Guillermo del Toro jette un sort sur la Mostra de Venise

Le réalisateur Guillermo del Toro et l’actrice Sally Hawkins sur le tapis rouge de la Mostra de Venise, avant la présentation du long métrage «The Shape of Water»
Photo: Filippo Monteforte Agence France-Presse Le réalisateur Guillermo del Toro et l’actrice Sally Hawkins sur le tapis rouge de la Mostra de Venise, avant la présentation du long métrage «The Shape of Water»

Le Mexicain Guillermo del Toro a jeté un sort jeudi sur la lagune de Venise, avec une magistrale et délicate fable d’amour entre une muette rêveuse et une étrange créature amphibie, l’événement dans une journée riche de trois avant-premières mondiales.

« Le conte de fées est l’antidote parfait contre le cynisme, car il touche les émotions », a souligné jeudi le cinéaste venu présenter The Shape of Water à la Mostra de Venise. Le Mexicain y laisse à nouveau libre cours à sa passion pour les créatures fantasmagoriques, dans un univers visuel flamboyant, s’adjugeant des premières critiques enthousiastes.

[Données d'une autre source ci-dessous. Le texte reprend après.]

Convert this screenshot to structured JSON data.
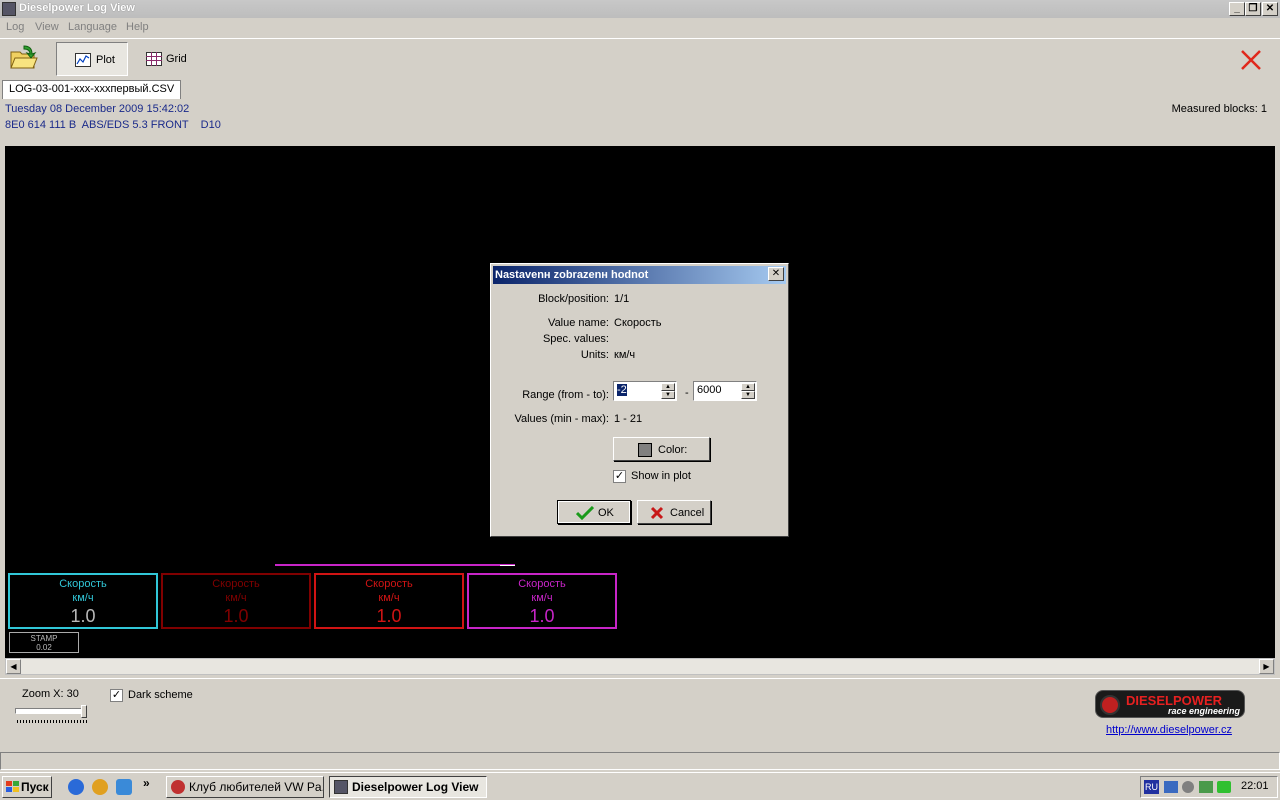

Aux antipodes, l’acteur américain Ethan Hawke s’est glissé jeudi dans la peau d’un pasteur austère rongé par la culpabilité, qui va redonner un sens à sa vie en s’identifiant avec l’activisme radical et justicier d’un militant environnemental. Dans First Reformed, dernière oeuvre du vétéran d’Hollywood Paul Schrader, Ethan Hawke, 46 ans, est méconnaissable dans le rôle minimaliste du pasteur solitaire porté sur le whisky, en intense dialogue intérieur avec Dieu via un journal intime rempli de ses doutes. Va-t-il trouver la rédemption par le sang ?

Plus politique, le Libanais Ziad Doueri a pour sa part dévoilé L’insulte, qui raconte la longue bataille judiciaire entre un chrétien libanais et un Palestinien, qui va se transformer en affrontement national.

Guillermo del Toro a toutefois capté toute l’attention sur la lagune, avec son univers propice au rêve.

« Le premier acte politique à notre portée est de choisir l’amour plutôt que la peur, actuellement. Nous vivons à une époque où la peur et le cynisme sont utilisés de manière très persuasive », a souligné le cinéaste mexicain devant la presse.

En 1962, en pleine guerre froide, une jeune femme de ménage muette, Elisa (Sally Hawkins), vit une existence solitaire mais sereine au-dessus d’un cinéma de quartier sans clients. La vie d’Elisa va être bouleversée par l’arrivée au laboratoire d’une étrange créature marine tirée des eaux en Amazonie, où elle était vénérée comme une divinité. La bête est aussi capable de respirer à l’air libre, une qualité qui intéresse Russes et Américains en féroce compétition pour aller dans l’espace.

La créature est perçue comme un grave danger pour l’humanité par un terrifiant militaire, rempli de préjugés et de haine, qui a sa garde (Michael Shannon).

Il est le grand méchant du conte pour qui les autres sont transparents, rappelant le personnage du sadique capitaine franquiste dans le conte fantastique Le labyrinthe de Pan (2006) récompensé par trois Oscar.

Fable revisitée

Dans The Shape of Water, Elisa est touchée par la solitude de la créature et va immédiatement entrer en symbiose avec elle. La rencontre improbable va se transformer en un amour pur entre la princesse sans voix qui communique en langue des signes et l’étrange homme amphibie tout aussi mutique.

« Quand il me regarde, il ne sait pas que je suis incomplète. Il me voit comme je suis », s’émerveille la jeune femme, qui découvre que l’amour n’a pas besoin de mots.

Guillermo del Toro, qui n’en est pas à son premier essai, revisite les films de monstres, mais aussi la fable de la belle et la bête, plantée dans un fabuleux décor rétro des années 1960. Le tout dans un sombre contexte historique de sexisme, de racisme, d’injustice sociale et de haine internationale.

« Il y a deux versions de La belle et la bête, l’une puritaine — ils s’aiment de manière platonique mais ils ne font jamais l’amour —, l’autre un peu perverse et inquiétante. Je ne suis intéressé par aucune des deux versions », a précisé le réalisateur.

Dans le film, les deux amoureux vont finalement avoir des relations intimes pudiquement suggérées derrière un rideau de douche tiré. « J’ai voulu que le sexe soit naturel et beau », explique Guillermo del Toro.